2. Eintrag Bevors richtig losgeht, ein kleiner, giftiger writer’s block. Die Gegenwart ist die Gegenwart, ist die Wahrheit. Aber ist, was wahr ist, auch wichtig? Dichtung und Wahrheit? Die Lüge hat so viele Möglichkeiten, aus der Wahrheit ein paar glühende Funken zu schlagen; drum lass den ehrlichen Ackergaul im Stall, schwing dich auf den Pegasus, der hat Flügel und wird mit Fantasie gefüttert. Er kann dich in heitere Lüfte ziehen oder abwerfen, dann stürzt du ins Unendliche. Ist das nicht verlockend? Du bist ein toter Dichter, aber kein toter Buchhalter. Schreib, was du willst, aber schreib!

Mit diesen Gedanken sitz ich neben der Ex in ihrem Clio, mit dem wir die Insel entlangfahren, bis der Himmel blau wird. Dann ein für mich langer, in Wirklichkeit kurzer Spaziergang am Meer, und die alte Zeit wölbt sich über uns. Sie weiß alles und erzählt trotzdem nur das, was sie schon hundertmal erzählt hat, jetzt wieder, und meine Demenz ist nicht in der Lage, das restlos zu absorbieren. Einiges weiß ich immer noch von dem, was ich nicht mehr weiß. Sie erzählt es trotzdem und meine Laune wird schlecht.

Das Problem ist das Knie, das mich demütigt und zum Krüppel macht: Ich kann wirklich kaum laufen. Ich hätte in München bleiben sollen und mich operieren lassen können, wär vielleicht besser gewesen. Aber jetzt bin ich da, auf wackeligen Beinen. Und sie redet ohne Unterlass, ich kann nicht davonlaufen. Ich schau aufs Meer und auf mein Knie.

Endlich merkt sie es und sagt: Sollen wir umkehren, hast du Schmerzen? JA!

Es stört sie nicht, sie redet weiter.

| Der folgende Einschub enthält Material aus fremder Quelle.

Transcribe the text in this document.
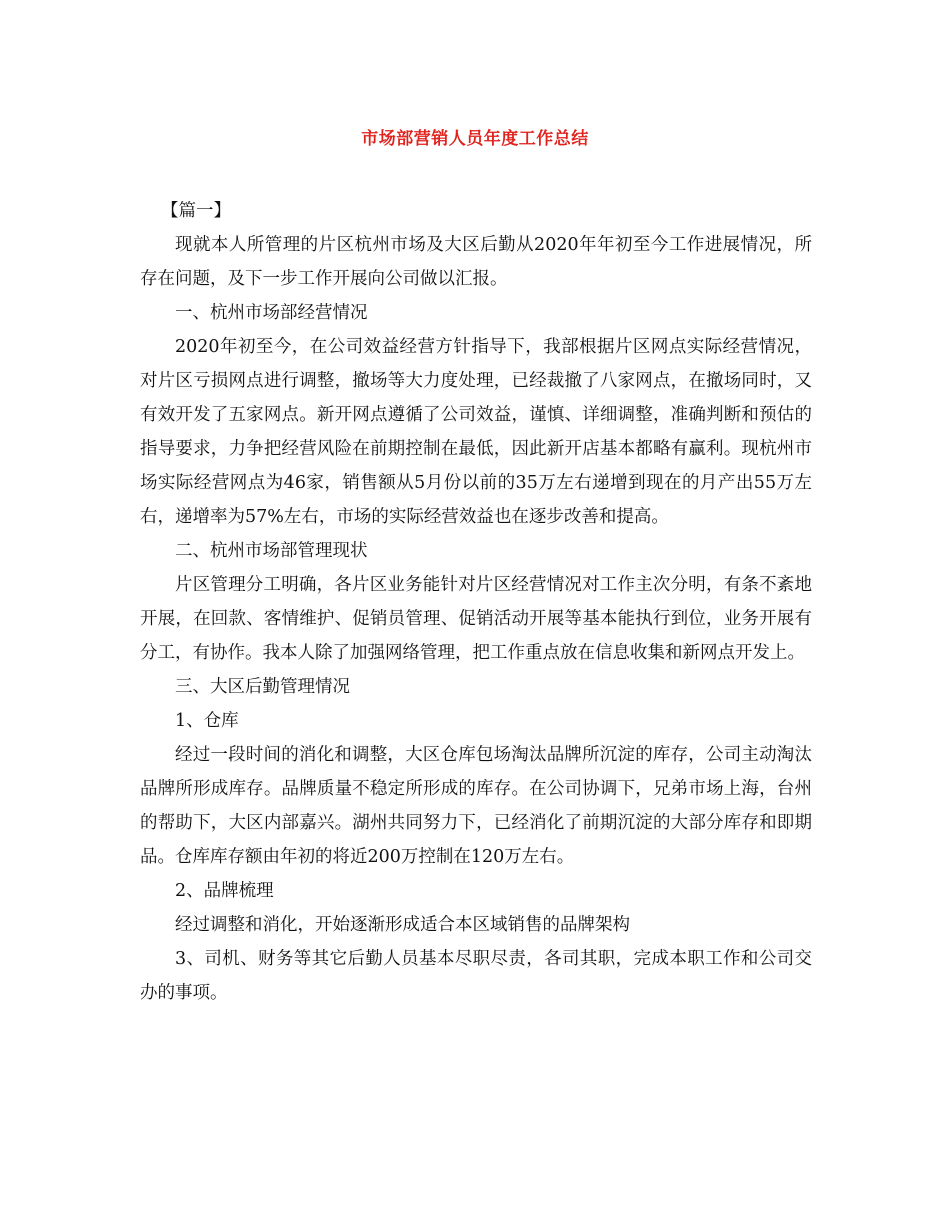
市场部营销人员年度工作总结

【篇一】

现就本人所管理的片区杭州市场及大区后勤从2020年年初至今工作进展情况，所存在问题，及下一步工作开展向公司做以汇报。

一、杭州市场部经营情况

2020年初至今，在公司效益经营方针指导下，我部根据片区网点实际经营情况，对片区亏损网点进行调整，撤场等大力度处理，已经裁撤了八家网点，在撤场同时，又有效开发了五家网点。新开网点遵循了公司效益，谨慎、详细调整，准确判断和预估的指导要求，力争把经营风险在前期控制在最低，因此新开店基本都略有赢利。现杭州市场实际经营网点为46家，销售额从5月份以前的35万左右递增到现在的月产出55万左右，递增率为57%左右，市场的实际经营效益也在逐步改善和提高。

二、杭州市场部管理现状

片区管理分工明确，各片区业务能针对片区经营情况对工作主次分明，有条不紊地开展，在回款、客情维护、促销员管理、促销活动开展等基本能执行到位，业务开展有分工，有协作。我本人除了加强网络管理，把工作重点放在信息收集和新网点开发上。

三、大区后勤管理情况

1、仓库

经过一段时间的消化和调整，大区仓库包场淘汰品牌所沉淀的库存，公司主动淘汰品牌所形成库存。品牌质量不稳定所形成的库存。在公司协调下，兄弟市场上海，台州的帮助下，大区内部嘉兴。湖州共同努力下，已经消化了前期沉淀的大部分库存和即期品。仓库库存额由年初的将近200万控制在120万左右。

2、品牌梳理

经过调整和消化，开始逐渐形成适合本区域销售的品牌架构

3、司机、财务等其它后勤人员基本尽职尽责，各司其职，完成本职工作和公司交办的事项。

Sie weiß, dass ich übertreibe. Dass ich nicht normal kann. Dass wir uns so furchtbar vertraut sind, macht unsere gemeinsame Sache glitschig. Können wir überhaupt etwas schreiben, was der andere nicht weiß? Und wenn wir beim Schreiben ausrutschen, tritt der andere nach, wenn er schon nicht hilft? Keine Ahnung. Was sie von mir in fünfunddreißig Jahren gelernt hat zu wissen, das bist du für sie. Sie gestattet keine Räume, die sie nicht weiß. Da würdest du ihr ja entgleiten.

Unglücklicherweise hat sie schon als Reiseleiterin Touren mit jeweils fünfzehn alten Menschen durch Teneriffa geguidet. Sie nimmt dich als eine sehr verkleinerte Reisegruppe wahr, wenn sie dich fragt, ob du aufs Klo musst, ob du dich kurz hinsetzen willst, ob du keine Luft kriegst, ob du ein Glas Wasser willst. Ihre Sorge um dich hat etwas Beleidigendes. Sie verortet dich zwischen Altersheim und Friedhof.

Ich weiß nicht, wies weitergeht, wie lang ich das aushalte. Jetzt halt ich es noch gut aus, ich denke an München. Ich denke daran, wie ein Restgreis dasitzt und vor sich hinschaut und definitiv nicht weiß, warum er aufgestanden ist, warum er da ist und wie er sich am besten abschaffen kann.

Also die Bewegung tut gut, die Selbstverteidigung auch, und die Hobby-Krankenschwester, die es bestimmt nicht mit dir, sondern mit sich gut meint, wenn sie dich pampert, schwankt zwischen begeisterter Hilfs-Onanie und „was geht mich das alte Arschloch an?“ Nichts, gar nichts.